The Court’s Decision  

In Google v CNIL, the ECJ is faced with a very specific facet of that broader dynamic. The French Conseil d’Etat (that adjudicates the dispute at the national level in France) referred four questions for preliminary ruling to Luxembourg.

First, whether the de-referencing following a successful request for erasure must be deployed in relation to all domain names irrespective of the location from where the search based on the requester’s name is initiated, even if that occurs outside of the EU.

Second, if the first question is answered negatively, whether the RTBF must only be implemented in relation to the domain name of the Member State from which the search is deemed to have been operated or, third, whether this must be done in relation to the domain names corresponding to all Member States.

Fourth, whether the RTBF implies an obligation for search engine operators to use geo-blocking where a user based in (i) the Member State from which the request for erasure emanated or (ii) the territory of the EU searchers non-EU domains.

It would be surprising if the Court concluded in relation to questions two and three that delisting does not extend to the entire territory of the EU. Indeed, the ECJ has continuously insisted that data subjects must benefit from a high degree of protection, and the creation of digital divides within the EU seems to conflict with free movement and common legal space rationales.

The answer to question four depends on the strength of protection the ECJ wants to afford. Indeed, using geo-blocking would be a technical measure to enforce protection as users could not circumvent delisting on, say, Google.be by using Google.com. The RTBF is not, however, an absolute right. The text under the GDPR makes this clear and even where a request is granted, delisting only applies where a search is made in relation to the name of the data subject concerned.
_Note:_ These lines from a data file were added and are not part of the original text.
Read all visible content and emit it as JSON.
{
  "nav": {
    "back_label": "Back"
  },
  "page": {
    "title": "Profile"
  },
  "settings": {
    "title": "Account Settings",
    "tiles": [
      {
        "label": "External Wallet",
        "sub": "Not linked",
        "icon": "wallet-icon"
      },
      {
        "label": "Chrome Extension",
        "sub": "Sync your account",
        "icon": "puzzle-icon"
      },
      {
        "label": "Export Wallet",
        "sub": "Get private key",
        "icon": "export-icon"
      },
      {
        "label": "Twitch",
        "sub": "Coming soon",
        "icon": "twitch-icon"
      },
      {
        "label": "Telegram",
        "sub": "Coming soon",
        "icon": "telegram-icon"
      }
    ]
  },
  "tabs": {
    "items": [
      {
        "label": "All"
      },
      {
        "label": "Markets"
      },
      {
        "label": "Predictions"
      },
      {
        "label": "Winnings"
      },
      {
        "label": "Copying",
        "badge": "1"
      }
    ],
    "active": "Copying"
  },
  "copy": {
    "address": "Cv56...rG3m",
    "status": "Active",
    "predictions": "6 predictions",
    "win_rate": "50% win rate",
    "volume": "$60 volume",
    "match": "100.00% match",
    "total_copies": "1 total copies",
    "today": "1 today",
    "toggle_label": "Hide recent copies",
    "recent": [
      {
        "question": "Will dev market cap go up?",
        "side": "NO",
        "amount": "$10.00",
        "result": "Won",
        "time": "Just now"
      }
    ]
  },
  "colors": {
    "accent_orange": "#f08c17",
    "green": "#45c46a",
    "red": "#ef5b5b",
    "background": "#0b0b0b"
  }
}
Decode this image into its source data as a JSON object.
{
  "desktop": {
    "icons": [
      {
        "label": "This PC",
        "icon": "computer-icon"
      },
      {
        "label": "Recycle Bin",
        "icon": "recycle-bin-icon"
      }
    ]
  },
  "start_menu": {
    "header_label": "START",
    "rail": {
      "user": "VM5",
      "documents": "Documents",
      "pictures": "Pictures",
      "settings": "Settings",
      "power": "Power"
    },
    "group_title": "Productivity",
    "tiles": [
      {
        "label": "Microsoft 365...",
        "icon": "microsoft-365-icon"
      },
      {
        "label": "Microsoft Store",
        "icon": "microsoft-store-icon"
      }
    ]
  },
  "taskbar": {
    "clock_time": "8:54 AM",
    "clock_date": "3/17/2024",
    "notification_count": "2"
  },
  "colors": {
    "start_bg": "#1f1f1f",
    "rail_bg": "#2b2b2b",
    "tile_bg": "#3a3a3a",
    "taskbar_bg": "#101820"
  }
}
That is to say that the information doesn’t disappear from Google search and can still be found where alternative keywords are used. In hearings, Google appears to have stated that it already employs geo-blocking but only where the search is operated in the state the request for erasure emanates from, and that where it does, it is 99,94% accurate in determining people’s location.

Question one is by far the most controversial and hardest to resolve. Whereas geo-blocking would block EU residents’ access to information on international domains, but leave information on these domains in place, this option would require an outright delisting of search results on these domain names even when they are accessed from outside the EU. This would properly result in the extraterritorial application of the GDPR. How the Court will decide this matter remains to be seen. But it is worth noting that the European Commission, known for its expansive approach towards the GDPR’s  territorial application, has warned against such a broad interpretation as this would stretch EU data protection law beyond its intended scope. Indeed, it is widely recognised that exercising the RTBF in relation to one data controller does often not entail an absolute unavailability of the relevant data (as underlined by the facts of Google Spain). On the other hand, the ECJ seems to have created a new principle of ‘effective and complete protection’ under the GDPR, which it first mentioned in Google Spain and subsequently affirmed in Wirtschaftsakademie Schleswig Holstein to justify a broad interpretation of the notion of the data controller under the GDPR. The Court could rely on the same principle to justify a broad interpretation of the RTBF’s jurisdictional scope. 

The answer to these questions will have significant legal and geo-political implications. An Advocate General opinion is expected on 11 December and a judgment should follow in 2019.

Michèle Finck is a Senior Research Fellow at the Max Planck Institute for Innovation and Competition and a Lecturer in EU Law at Keble College, University of Oxford.